24/09/2008
Le leader de l'Organisation al-Qaida au Maghreb Islamique, Abdelmalek Droukdel, a diffusé un nouveau message audio dans lequel il tente une nouvelle fois d'expliquer les nombreuses pertes de civils causées par les attentats de son groupe.
Par Said Jameh pour Magharebia à Alger – 24/09/08
![]() [Said Jameh] En dépit des assurances de Droukdel, les chiffres récents montrent que 98 pour cent des victimes des attentats à la bombe d'al-Qaida sont des civils. |
Dans un message audio diffusé dimanche 21 septembre sur plusieurs sites web islamistes, le leader d'al-Qaida au Maghreb, Abdelmalek Droudkel, a tenté de défendre les récentes attaques meurtrières de son groupe en Algérie, affirmant que ses hommes "faisaient de leur mieux pour épargner les civils". Il a précisé que les récentes opérations terroristes menées par des éléments de son organisation étaient "choisies avec soin" pour viser les forces de sécurité.
Les affirmations de Droukdel contredisent cependant les chiffres officiels. Depuis les attentats d'Alger du 11 avril 2007, la majorité des victimes des attentats suicides du groupe ont été des civils.

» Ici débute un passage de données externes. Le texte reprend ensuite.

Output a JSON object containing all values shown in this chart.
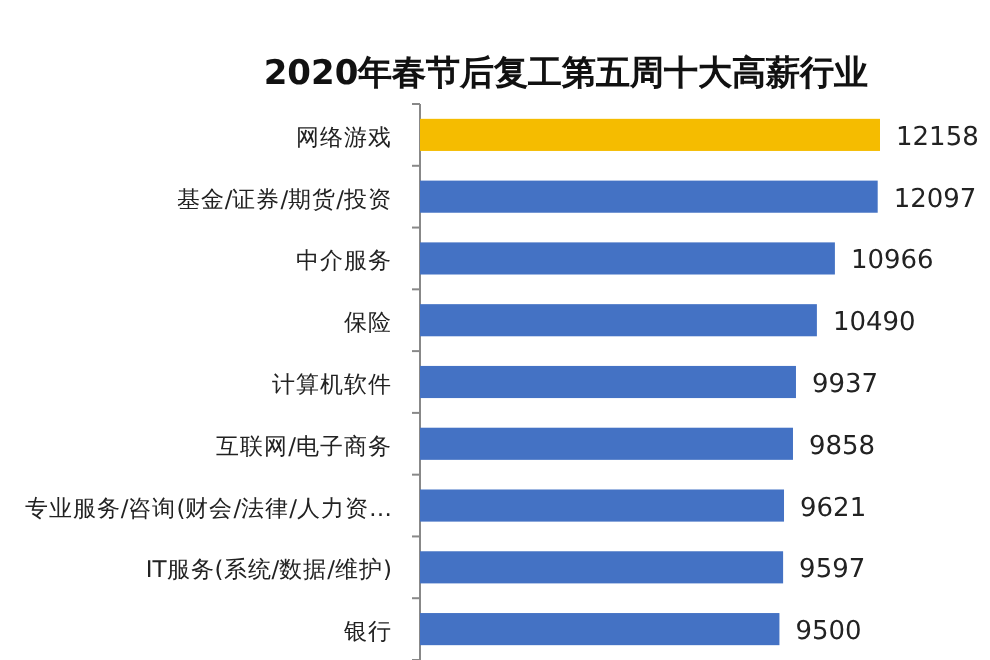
{
  "chart_data": {
    "type": "bar",
    "orientation": "horizontal",
    "title": "2020年春节后复工第五周十大高薪行业",
    "categories": [
      "网络游戏",
      "基金/证券/期货/投资",
      "中介服务",
      "保险",
      "计算机软件",
      "互联网/电子商务",
      "专业服务/咨询(财会/法律/人力资…",
      "IT服务(系统/数据/维护)",
      "银行"
    ],
    "values": [
      12158,
      12097,
      10966,
      10490,
      9937,
      9858,
      9621,
      9597,
      9500
    ],
    "colors": [
      "#f5bc00",
      "#4472c4",
      "#4472c4",
      "#4472c4",
      "#4472c4",
      "#4472c4",
      "#4472c4",
      "#4472c4",
      "#4472c4"
    ],
    "data_labels": true,
    "relative": false
  }
}
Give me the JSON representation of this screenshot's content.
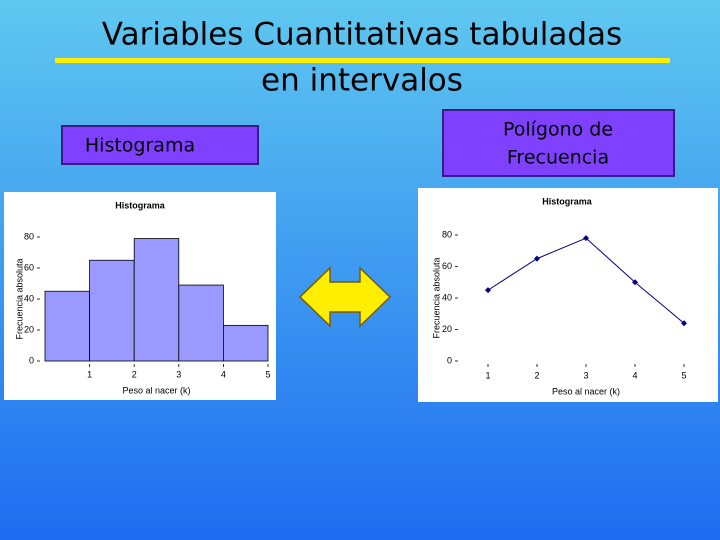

Entre l'attentat suicide du 19 août contre une école de formation de la gendarmerie, l'attentat du 20 août contre un bus transportant des employés d'une société canadienne et un autre le même jour contre une caserne de l'armée, ce sont soixante et une personnes qui ont été tuées.
Les chiffres officiels publiés le mois dernier dans le quotidien Echorouk montrent que 98 pour cent des victimes des attentats suicides d'al-Qaida ont été des civils.
Le message audio diffusé cette semaine est la première apparition de Droukdel depuis qu'il avait accordé un entretien en juillet au New York Times.
Les analystes expliquent que ce message ne contient aucune information nouvelle, et qu'il constitue seulement une tentative de justifier les actions du groupe à la lumière du nombre de victimes innocentes.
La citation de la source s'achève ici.